“Dobbiamo decolonizzare la nostra mentalità e raggiungere la felicità”. Questa frase storica dell’ex presidente del Burkina Faso Thomas Sankara, assassinato il 15 ottobre del 1987, si poteva leggere lo scorso anno a Milano in una targa collocata vicino una statua di ferro dell’artista senegalese Mor Talla Seck raffigurante, appunto, lo storico leader africano. L’opera d’arte è stata immediatamente rimossa. Ma, a distanza di decenni, di quest’uomo che ha sacrificato la propria vita per ideali di solidarietà e riscatto, si continua a parlare.
Dopo un rinvio di due settimane, oggi, ben trentaquattro anni dopo l’omicidio, si apre a Ouagadougou il processo ai suoi assassini. Una vicenda, la sua, paragonabile a quella del leader congolese Patrice Lumumba, assassinato sessant’anni fa con la complicità evidente degli Stati Uniti, timorosi dell’influenza dell’Unione sovietica nell’area, e del Belgio, attaccato come una ventosa alla sua ex colonia e alle sue risorse.

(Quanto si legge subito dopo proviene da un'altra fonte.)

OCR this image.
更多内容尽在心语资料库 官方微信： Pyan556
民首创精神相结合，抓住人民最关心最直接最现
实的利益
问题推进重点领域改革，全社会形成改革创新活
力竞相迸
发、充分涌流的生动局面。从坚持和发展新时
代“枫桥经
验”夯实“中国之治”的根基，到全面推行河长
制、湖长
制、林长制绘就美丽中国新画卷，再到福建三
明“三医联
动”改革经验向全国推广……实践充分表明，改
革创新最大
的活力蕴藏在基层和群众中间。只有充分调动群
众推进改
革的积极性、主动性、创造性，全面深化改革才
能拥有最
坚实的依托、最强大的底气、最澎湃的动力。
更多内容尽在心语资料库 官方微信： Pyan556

Un sogno infranto, il suo, come quello di tante altre esperienze rivoluzionarie. Forte della sua popolarità Sankara arrivò alla guida della nazione nell’agosto del 1983 con un colpo di Stato che estromise Jean-Baptiste Ouédraoqo. In quell’occasione cambiò il nome del Paese, che si chiamava Alto Volta, in Burkina Faso che significa “Paese degli uomini liberi”. All’età di 34 anni, il giovane presidente burkinabé iniziò la sua combattiva avventura che gli costò la vita. Sostenuto dal regime libico di Gheddafi, che cercava di accreditarsi come leader del movimento anticolonialista e antimperialista, Sankara lanciò la sua sfida insieme a colui che poi si rivelerà il suo traditore: quel Blaise Compaoré che poi lo estromise dal potere, uccidendolo insieme a dodici suoi uomini e garantendosi così la presidenza della repubblica fino al 2014, quando fu costretto alle dimissioni da una sollevazione popolare. Una scelta che non poteva essere realizzata senza il sostegno decisivo della Francia del socialista François Mitterrand e degli Stati Uniti governati allora dal repubblicano Ronald Reagan.

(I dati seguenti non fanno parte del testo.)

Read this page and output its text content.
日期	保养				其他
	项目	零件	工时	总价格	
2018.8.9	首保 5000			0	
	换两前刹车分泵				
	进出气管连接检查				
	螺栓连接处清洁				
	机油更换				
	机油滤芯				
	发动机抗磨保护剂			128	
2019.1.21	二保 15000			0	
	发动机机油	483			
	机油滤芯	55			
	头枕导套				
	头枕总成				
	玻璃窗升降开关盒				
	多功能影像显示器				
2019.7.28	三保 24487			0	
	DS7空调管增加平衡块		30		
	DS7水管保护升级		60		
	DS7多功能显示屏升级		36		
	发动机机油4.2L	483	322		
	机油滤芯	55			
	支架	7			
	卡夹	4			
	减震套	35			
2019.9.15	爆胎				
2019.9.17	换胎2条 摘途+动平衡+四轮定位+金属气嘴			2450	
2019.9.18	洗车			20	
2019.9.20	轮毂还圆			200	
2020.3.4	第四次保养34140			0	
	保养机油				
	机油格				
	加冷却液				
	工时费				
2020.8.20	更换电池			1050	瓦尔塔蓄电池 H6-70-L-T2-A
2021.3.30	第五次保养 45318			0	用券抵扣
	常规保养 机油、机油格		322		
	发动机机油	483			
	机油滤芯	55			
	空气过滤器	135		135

Insomma, le grandi potenze non potevano tollerare che un signor nessuno, per di più con pericolose idee marxiste e terzomondiste nella testa, mettesse in discussione i grandi poteri economici e politici del pianeta rifiutando gli aiuti della Banca mondiale e del Fondo monetario internazionale che provocavano fatalmente un aumento di quel debito estero che lui considerava “nella sua forma attuale una riconquista coloniale”.
In alternativa, il giovane leader presentò un piano molto ambizioso che prevedeva, tra i tanti punti, la lotta alla corruzione, la cancellazione dei privilegi dei militari nei riguardi della popolazione, la valorizzazione dell’economia locale in particolare quella delle piccole imprese, l’abbassamento dei prezzi dei beni di prima necessità con un miglioramento delle condizioni di vita dei lavoratori e delle lavoratrici e l’emancipazione della donna con l’abolizione della poligamia. Senza dimenticare che fu il primo, in Africa, a denunciare la tragedia legata all’Aids.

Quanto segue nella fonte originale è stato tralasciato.